Posted November 30, 2018 12:21:13 It’s a story about the difference between a good and a bad chicken: a good one is lean, flavorful, flavorful but not overly fatty.
The kind you can eat at home.
A bad one, however, is tough and raw.
The Italian meat-eating community is on edge over the recent spike in chicken-related illnesses, which has affected at least two people in the state and a dozen others nationwide.
The outbreaks have led to an outpouring of support for the chicken industry and some people are calling for more stringent controls on meat products, such as labeling.
“There is no other kind of chicken that is as healthy,” said Gianni D’Orazio, who owns Italian restaurant The Lava in Milan.
“It is not only the flavor, but also the color, the smell, the taste.”
Italy’s chicken industry, which employs thousands of people, has been a big beneficiary of the country’s growing middle class.
The country has a high level of consumer satisfaction and its economy has also grown quickly.
More than half of Italians are employed in the poultry industry, according to the Italian Meat Institute.
But the country is also grappling with the threat of climate change, which is forcing many to make their chickens’ meat more sustainable.
In the past few years, a string of high-profile poultry outbreaks have raised awareness of the need for stricter controls on the animals.
Italy is a member of the EU, a major producer of meat, and it was recently approved for a market-share deal with Tyson Foods Inc. Tyson Foods will produce more than 15 percent of Italy’s meat exports in 2021.
The deal is expected to save the company around 1.4 million jobs, according the International Trade Union Confederation.
“The meat industry in Italy is really important to our country,” said D’Arazio.
“But it is important to be aware of what is happening in other countries.”
According to Italian authorities, at least eight people have been hospitalized following the spate of illnesses, including two who died.
On Tuesday, a man died of acute gastroenteritis at a hospital in the city of Tuscany, and on Thursday, a woman died of pneumonia at a Milan hospital.
The state government has taken the lead in monitoring outbreaks and issued alerts to consumers, restaurants and other establishments, according a statement from the Ministry of Agriculture.
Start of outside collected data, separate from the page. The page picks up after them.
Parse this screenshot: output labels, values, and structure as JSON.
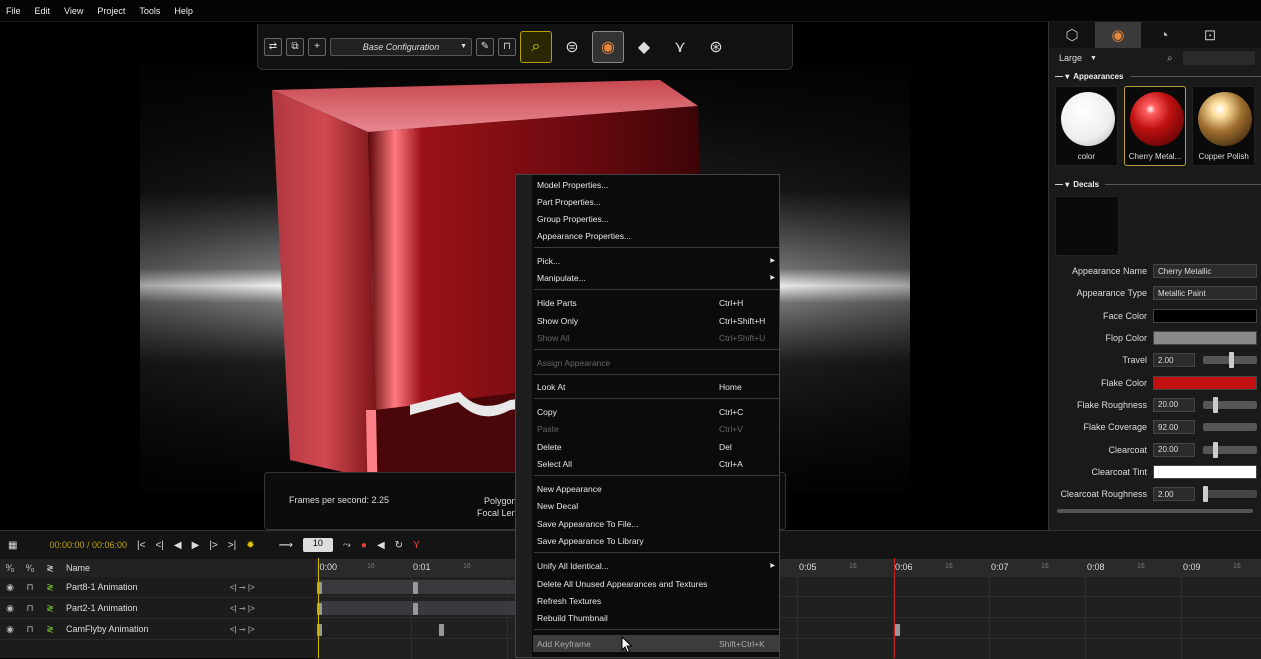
{
  "menubar": [
    "File",
    "Edit",
    "View",
    "Project",
    "Tools",
    "Help"
  ],
  "toolbar": {
    "configuration": "Base Configuration"
  },
  "viewport_info": {
    "fps": "Frames per second: 2.25",
    "polygon": "Polygon",
    "focal": "Focal Len"
  },
  "right_panel": {
    "size_select": "Large",
    "appearances_header": "Appearances",
    "decals_header": "Decals",
    "swatches": [
      "color",
      "Cherry Metal...",
      "Copper Polish"
    ],
    "props": {
      "appearance_name_label": "Appearance Name",
      "appearance_name": "Cherry Metallic",
      "appearance_type_label": "Appearance Type",
      "appearance_type": "Metallic Paint",
      "face_color_label": "Face Color",
      "flop_color_label": "Flop Color",
      "travel_label": "Travel",
      "travel": "2.00",
      "flake_color_label": "Flake Color",
      "flake_roughness_label": "Flake Roughness",
      "flake_roughness": "20.00",
      "flake_coverage_label": "Flake Coverage",
      "flake_coverage": "92.00",
      "clearcoat_label": "Clearcoat",
      "clearcoat": "20.00",
      "clearcoat_tint_label": "Clearcoat Tint",
      "clearcoat_roughness_label": "Clearcoat Roughness",
      "clearcoat_roughness": "2.00"
    },
    "colors": {
      "face": "#000000",
      "flop": "#8a8a8a",
      "flake": "#c01010",
      "tint": "#ffffff"
    }
  },
  "timeline": {
    "time": "00:00:00 / 00:06:00",
    "frame": "10",
    "name_header": "Name",
    "rows": [
      "Part8-1 Animation",
      "Part2-1 Animation",
      "CamFlyby Animation"
    ],
    "ruler": [
      ":0:00",
      "0:01",
      "0:05",
      "0:06",
      "0:07",
      "0:08",
      "0:09"
    ],
    "ruler_sub": "16"
  },
  "context_menu": {
    "items": [
      "Model Properties...",
      "Part Properties...",
      "Group Properties...",
      "Appearance Properties...",
      "Pick...",
      "Manipulate...",
      "Hide Parts",
      "Show Only",
      "Show All",
      "Assign Appearance",
      "Look At",
      "Copy",
      "Paste",
      "Delete",
      "Select All",
      "New Appearance",
      "New Decal",
      "Save Appearance To File...",
      "Save Appearance To Library",
      "Unify All Identical...",
      "Delete All Unused Appearances and Textures",
      "Refresh Textures",
      "Rebuild Thumbnail",
      "Add Keyframe"
    ],
    "shortcuts": {
      "hide": "Ctrl+H",
      "show_only": "Ctrl+Shift+H",
      "show_all": "Ctrl+Shift+U",
      "look_at": "Home",
      "copy": "Ctrl+C",
      "paste": "Ctrl+V",
      "delete": "Del",
      "select_all": "Ctrl+A",
      "add_keyframe": "Shift+Ctrl+K"
    }
  }
}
On Friday, the Ministry also said that the number of confirmed chicken-associated food poisoning cases had risen to 9,871, which was an increase of 8.2 percent compared with last week.
In addition, some 2,000 poultry farms in Italy have been affected, the ministry said.
According to a new report by the U.K.-based Oxfam Institute, at the beginning of October, at about 1.2 billion chickens, an estimated 2.5 million pounds of meat and 2.1 million pounds were being slaughtered in Italy.
The food crisis has been exacerbated by the introduction of mandatory EU quotas on the sale of poultry and meat in 2018, the group said.